Fractures of the facial bones has occurred since the beginning of time. While the mechanisms of the injury are highly variable and the force needed to break the bone(s) is usually significant, the pattern of the facial bone injury often occurs along predictable and well known fracture lines.
Such is the case with many midface fractures. This is a collection of fracture patterns from nasal, cheek bone , orbital floor and the upper jaw. Upper jaw or maxillary fractures are unique because these midface bones are significantly hollow as they are comprised of air spaces inside the pyriform apertures centrally and the maxillary sinuses laterally. The fracture patterns have been well studied by the French surgeon LeFort and have become known as Left I,II, III fracture patterns based on how the bones break when exposed to a frontal force. This midface fracture classification system is a bit simplistic, and few fractures occur exclusively along the described fracture lines, but it remains useful.
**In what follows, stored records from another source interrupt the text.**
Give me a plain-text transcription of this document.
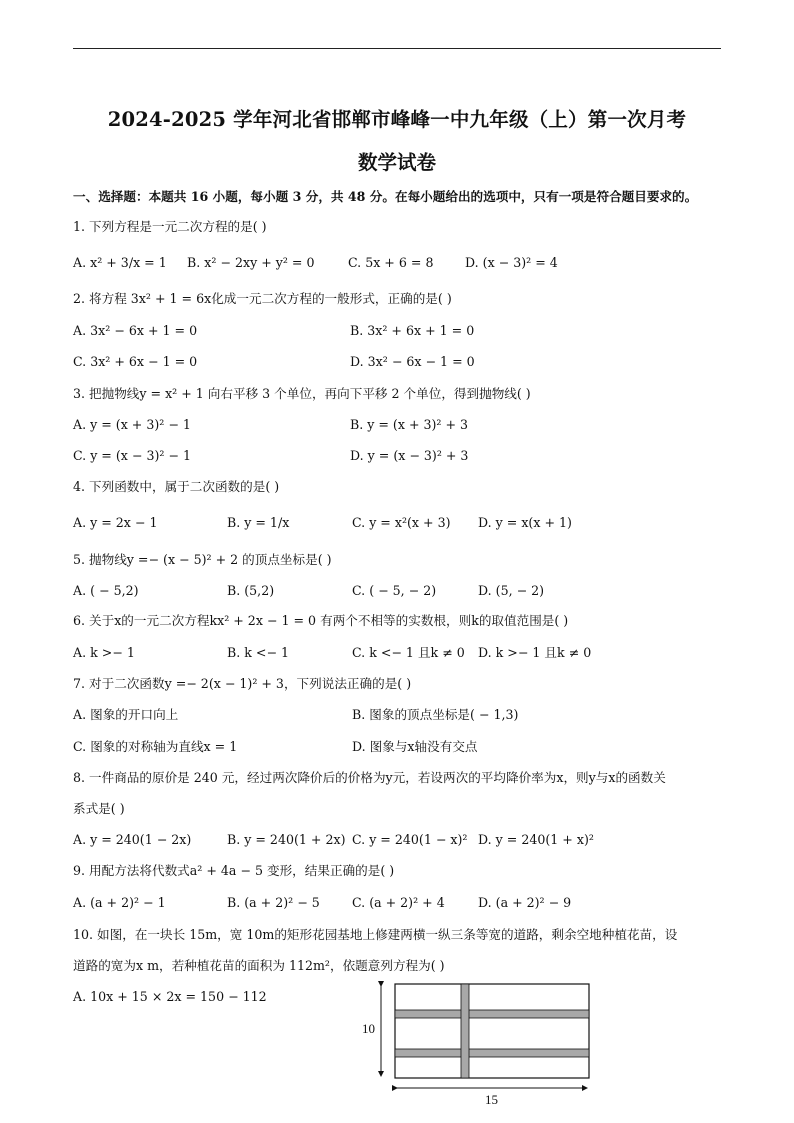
2024-2025 学年河北省邯郸市峰峰一中九年级（上）第一次月考
数学试卷
一、选择题：本题共 16 小题，每小题 3 分，共 48 分。在每小题给出的选项中，只有一项是符合题目要求的。
1. 下列方程是一元二次方程的是( )
A. x² + 3/x = 1 B. x² − 2xy + y² = 0	C. 5x + 6 = 8	D. (x − 3)² = 4
2. 将方程 3x² + 1 = 6x化成一元二次方程的一般形式，正确的是( )
A. 3x² − 6x + 1 = 0	B. 3x² + 6x + 1 = 0
C. 3x² + 6x − 1 = 0	D. 3x² − 6x − 1 = 0
3. 把抛物线y = x² + 1 向右平移 3 个单位，再向下平移 2 个单位，得到抛物线( )
A. y = (x + 3)² − 1	B. y = (x + 3)² + 3
C. y = (x − 3)² − 1	D. y = (x − 3)² + 3
4. 下列函数中，属于二次函数的是( )
A. y = 2x − 1	B. y = 1/x	C. y = x²(x + 3) D. y = x(x + 1)
5. 抛物线y =− (x − 5)² + 2 的顶点坐标是( )
A. ( − 5,2)	B. (5,2)	C. ( − 5, − 2)	D. (5, − 2)
6. 关于x的一元二次方程kx² + 2x − 1 = 0 有两个不相等的实数根，则k的取值范围是( )
A. k >− 1	B. k <− 1	C. k <− 1 且k ≠ 0 D. k >− 1 且k ≠ 0
7. 对于二次函数y =− 2(x − 1)² + 3，下列说法正确的是( )
A. 图象的开口向上	B. 图象的顶点坐标是( − 1,3)
C. 图象的对称轴为直线x = 1	D. 图象与x轴没有交点
8. 一件商品的原价是 240 元，经过两次降价后的价格为y元，若设两次的平均降价率为x，则y与x的函数关
系式是( )
A. y = 240(1 − 2x)	B. y = 240(1 + 2x) C. y = 240(1 − x)² D. y = 240(1 + x)²
9. 用配方法将代数式a² + 4a − 5 变形，结果正确的是( )
A. (a + 2)² − 1	B. (a + 2)² − 5	C. (a + 2)² + 4	D. (a + 2)² − 9
10. 如图，在一块长 15m，宽 10m的矩形花园基地上修建两横一纵三条等宽的道路，剩余空地种植花苗，设
道路的宽为x m，若种植花苗的面积为 112m²，依题意列方程为( )
A. 10x + 15 × 2x = 150 − 112
10
15
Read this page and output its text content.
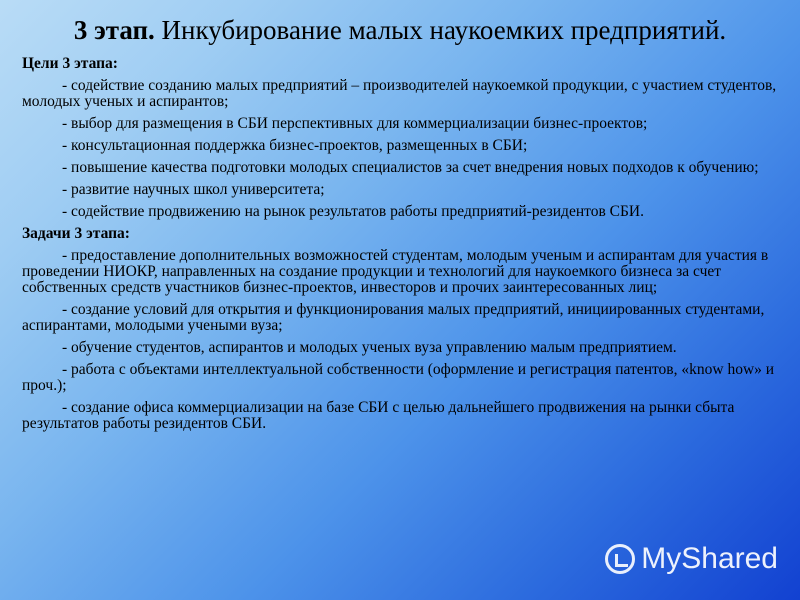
3 этап. Инкубирование малых наукоемких предприятий.
Цели 3 этапа:
- содействие созданию малых предприятий – производителей наукоемкой продукции, с участием студентов, молодых ученых и аспирантов;
- выбор для размещения в СБИ перспективных для коммерциализации бизнес-проектов;
- консультационная поддержка бизнес-проектов, размещенных в СБИ;
- повышение качества подготовки молодых специалистов за счет внедрения новых подходов к обучению;
- развитие научных школ университета;
- содействие продвижению на рынок результатов работы предприятий-резидентов СБИ.
Задачи 3 этапа:
- предоставление дополнительных возможностей студентам, молодым ученым и аспирантам для участия в проведении НИОКР, направленных на создание продукции и технологий для наукоемкого бизнеса за счет собственных средств участников бизнес-проектов, инвесторов и прочих заинтересованных лиц;
- создание условий для открытия и функционирования малых предприятий, инициированных студентами, аспирантами, молодыми учеными вуза;
- обучение студентов, аспирантов и молодых ученых вуза управлению малым предприятием.
- работа с объектами интеллектуальной собственности (оформление и регистрация патентов, «know how» и проч.);
- создание офиса коммерциализации на базе СБИ с целью дальнейшего продвижения на рынки сбыта результатов работы резидентов СБИ.
MyShared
The LeFort I fracture is a horizontal fracture line immediately above the teeth and palate. It takes a frontal force right at the level of the base of the nose and upper lip to create the fracture. They were much more common before the widespread use of seat belts from motor vehicle accidents. While less common today that still do occur and are most manifest by the creation of an intraoral malocclusion, a traumatic class III malocclusion.
Surgical treatment of Lefort I fractures consist of open reduction and internal fixation with meal plates and screws after the proper occlusion has been re-established, often with interdental arch bars and wires. The metal plates and screws are placed vertically along the anterior and posterior maxillary buttresses where the bones the thickest. Such metal hardware may or may not cause future issues that require their removal.
In select Lefort I fractures the metal hardware can be replaced by the use of resorebable plates and screws. (Lactosorb fixation systems) These devices are more technically sensitive than metal devices because of the thinner bone over much of the maxilla except at the buttresses and their need for tapping of the screw holes prior to screw placement. One Lactosorb fixation option to use vertically or obliquely oriented 2.0mm plates and screws.
Another Lactosorb fixation option is to use larger 2.0mm mesh plates which provide complete coverage of the exposed maxillary sinuses. They provide stronger support to the fixation because of the greater amount of material and bone coverage.
The key to successful use of resorbable fixation in LeFort I fractures is that the occlusion must be set into the preoperative interdigitation state, usually a Class I occlusion. The arch bards are kept in placed through the recovery period should the need arise for any occlusal adjustment or instability.